Diese Entscheidung scheine durch die Unfähigkeit von Argo, neue Investoren anzuziehen, angeheizt worden zu sein, hält Tech Crunch in einem aktuellen Bericht fest.
Der führende deutsche Autokonzern will mit seiner Software-Einheit Cariad gemeinsam mit Bosch und künftig in China mit Horizon Robotics die Entwicklung des hochautomatisierten und autonomen Fahrens vorantreiben, so Tech Crunch.
VW hält also an seinen Robotertaxi-Plänen fest. Die Fahrzeuge sollen nach wie vor über die Mobilitäts-Tochterfirma Moia in Hamburg 2025 an den Start gehen. Man wolle in Kürze einen neuen Partner präsentieren.
Die Entwicklung von Technik für autonomes Fahren ist kostspielig und gilt auch als riskant, denn die Erfolgsaussichten inklusive möglicher zukünftiger Gewinne sind unklar.
«Gerade bei der Entwicklung von Zukunftstechnologien zählen Fokus und Geschwindigkeit», sagte Volkswagen-Konzernchef Oliver Blume.
Mit dem Ausstieg von Ford dürfte Argo als Firma Geschichte sein.
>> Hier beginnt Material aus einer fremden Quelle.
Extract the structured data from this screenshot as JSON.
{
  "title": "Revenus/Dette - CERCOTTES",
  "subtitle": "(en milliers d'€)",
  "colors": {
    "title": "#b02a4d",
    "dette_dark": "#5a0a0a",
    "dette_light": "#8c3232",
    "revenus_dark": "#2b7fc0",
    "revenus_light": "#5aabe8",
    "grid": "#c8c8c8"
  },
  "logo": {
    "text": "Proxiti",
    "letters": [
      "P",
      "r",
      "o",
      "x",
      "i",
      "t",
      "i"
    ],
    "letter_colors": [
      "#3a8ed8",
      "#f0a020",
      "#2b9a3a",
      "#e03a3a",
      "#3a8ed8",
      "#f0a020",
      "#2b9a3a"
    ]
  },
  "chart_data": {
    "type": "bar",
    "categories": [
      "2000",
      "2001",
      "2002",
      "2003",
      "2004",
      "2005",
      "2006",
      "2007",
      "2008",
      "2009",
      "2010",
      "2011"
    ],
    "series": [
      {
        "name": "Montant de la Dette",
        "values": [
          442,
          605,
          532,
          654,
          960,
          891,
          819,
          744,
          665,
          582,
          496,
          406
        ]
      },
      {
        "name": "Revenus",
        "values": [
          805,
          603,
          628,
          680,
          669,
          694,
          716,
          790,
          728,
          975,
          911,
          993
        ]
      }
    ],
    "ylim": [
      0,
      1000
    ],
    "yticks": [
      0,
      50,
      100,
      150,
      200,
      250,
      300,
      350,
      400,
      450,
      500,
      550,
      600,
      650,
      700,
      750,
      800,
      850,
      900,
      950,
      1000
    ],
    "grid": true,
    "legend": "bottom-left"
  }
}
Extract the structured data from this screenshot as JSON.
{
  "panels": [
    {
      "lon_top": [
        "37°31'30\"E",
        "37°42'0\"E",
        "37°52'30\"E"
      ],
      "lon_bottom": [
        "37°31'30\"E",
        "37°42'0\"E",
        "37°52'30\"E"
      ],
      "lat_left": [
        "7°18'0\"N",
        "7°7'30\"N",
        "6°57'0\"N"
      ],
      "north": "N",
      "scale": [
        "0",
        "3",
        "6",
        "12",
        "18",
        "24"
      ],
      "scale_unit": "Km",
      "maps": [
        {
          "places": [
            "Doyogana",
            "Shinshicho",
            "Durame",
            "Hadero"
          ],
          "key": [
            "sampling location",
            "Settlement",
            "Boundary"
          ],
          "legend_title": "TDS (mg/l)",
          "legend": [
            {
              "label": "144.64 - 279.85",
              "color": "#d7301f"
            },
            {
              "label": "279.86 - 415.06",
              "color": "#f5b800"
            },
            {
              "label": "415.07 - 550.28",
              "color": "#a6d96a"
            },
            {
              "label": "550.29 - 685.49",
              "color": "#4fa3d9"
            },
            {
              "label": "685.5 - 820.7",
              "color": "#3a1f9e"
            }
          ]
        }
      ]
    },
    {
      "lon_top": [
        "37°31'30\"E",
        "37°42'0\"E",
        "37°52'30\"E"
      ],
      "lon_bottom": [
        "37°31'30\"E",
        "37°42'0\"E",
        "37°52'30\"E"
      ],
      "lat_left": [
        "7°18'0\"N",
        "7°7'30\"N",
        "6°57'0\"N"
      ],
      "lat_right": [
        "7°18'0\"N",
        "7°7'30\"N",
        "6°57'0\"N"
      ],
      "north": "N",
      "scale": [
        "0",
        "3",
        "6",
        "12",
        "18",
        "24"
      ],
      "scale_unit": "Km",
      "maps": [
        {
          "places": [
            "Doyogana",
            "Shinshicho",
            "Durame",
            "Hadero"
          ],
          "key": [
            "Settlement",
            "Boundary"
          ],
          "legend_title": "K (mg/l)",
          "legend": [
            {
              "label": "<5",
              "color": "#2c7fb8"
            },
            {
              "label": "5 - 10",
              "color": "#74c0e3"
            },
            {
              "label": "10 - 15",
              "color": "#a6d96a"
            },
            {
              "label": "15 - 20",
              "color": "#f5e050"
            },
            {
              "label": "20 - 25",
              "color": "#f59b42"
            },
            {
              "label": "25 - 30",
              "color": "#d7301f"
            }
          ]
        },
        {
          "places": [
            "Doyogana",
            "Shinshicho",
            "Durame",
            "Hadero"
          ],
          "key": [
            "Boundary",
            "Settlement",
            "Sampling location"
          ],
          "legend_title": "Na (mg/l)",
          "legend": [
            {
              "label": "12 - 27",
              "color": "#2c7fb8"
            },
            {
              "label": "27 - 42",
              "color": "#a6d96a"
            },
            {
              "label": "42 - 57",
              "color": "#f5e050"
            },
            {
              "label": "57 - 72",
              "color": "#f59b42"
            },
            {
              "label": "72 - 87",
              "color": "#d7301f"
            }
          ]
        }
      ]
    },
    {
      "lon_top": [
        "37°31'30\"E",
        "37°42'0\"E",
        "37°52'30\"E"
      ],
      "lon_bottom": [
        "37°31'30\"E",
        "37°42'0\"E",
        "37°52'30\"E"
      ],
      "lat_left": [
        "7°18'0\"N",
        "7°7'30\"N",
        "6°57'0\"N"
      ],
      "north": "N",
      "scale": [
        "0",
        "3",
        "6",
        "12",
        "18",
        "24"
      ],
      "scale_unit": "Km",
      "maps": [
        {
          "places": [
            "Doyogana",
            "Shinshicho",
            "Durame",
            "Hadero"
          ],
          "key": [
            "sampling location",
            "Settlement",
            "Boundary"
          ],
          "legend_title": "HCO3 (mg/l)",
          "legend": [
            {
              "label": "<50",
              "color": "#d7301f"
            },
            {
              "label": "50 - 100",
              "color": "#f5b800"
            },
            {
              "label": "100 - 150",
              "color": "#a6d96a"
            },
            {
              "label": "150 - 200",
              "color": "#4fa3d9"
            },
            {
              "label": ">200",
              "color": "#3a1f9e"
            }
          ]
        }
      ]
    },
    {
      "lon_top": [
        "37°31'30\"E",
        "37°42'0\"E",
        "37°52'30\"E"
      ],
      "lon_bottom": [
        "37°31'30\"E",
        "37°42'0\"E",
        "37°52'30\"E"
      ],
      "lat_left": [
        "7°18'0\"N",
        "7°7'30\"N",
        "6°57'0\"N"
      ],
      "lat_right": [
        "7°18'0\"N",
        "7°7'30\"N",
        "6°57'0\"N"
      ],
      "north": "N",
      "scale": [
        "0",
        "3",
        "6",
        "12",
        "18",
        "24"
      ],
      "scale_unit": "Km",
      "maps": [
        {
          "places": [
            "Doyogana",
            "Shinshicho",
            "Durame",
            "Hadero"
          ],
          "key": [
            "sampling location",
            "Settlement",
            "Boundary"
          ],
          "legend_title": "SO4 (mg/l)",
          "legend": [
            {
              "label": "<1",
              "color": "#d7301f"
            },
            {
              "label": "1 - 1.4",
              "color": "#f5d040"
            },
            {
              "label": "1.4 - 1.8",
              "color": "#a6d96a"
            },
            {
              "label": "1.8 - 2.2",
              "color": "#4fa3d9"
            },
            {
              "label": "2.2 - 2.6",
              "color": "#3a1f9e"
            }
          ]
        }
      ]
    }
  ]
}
Laut US-Medienberichten wurden die Beschäftigten am Mittwoch bereits darüber informiert, dass das in Pittsburgh ansässige Unternehmen geschlossen wird. Volkswagen will Mitarbeiterinnen und Mitarbeitern Angebote zum Wechsel machen.
Volkswagen war 2019 mit einem Investment über 2,6 Milliarden US-Dollar in die damalige Ford-Tochter eingestiegen. Die Beteiligung war als Teil einer umfassenderen Allianz mit grossen Ambitionen beschlossen worden.
Zusätzlich zu einer Milliarde Dollar an Finanzmitteln hatte VW auch die eigene Tochter AID eingebracht. Bis 2022 sollte VW Ford zudem weitere Anteile in Höhe von rund 500 Millionen Dollar abkaufen, so war damals der Plan.
Im Juli 2020 beschäftigte das Unternehmen mehr als 1000 Mitarbeiter, mit Niederlassungen in Pittsburgh, Detroit, Palo Alto, Cranbury und München, weiss Wikipedia. Die Zahl der Mitarbeitenden liegt nun bei 2000, schreibt Tech Crunch.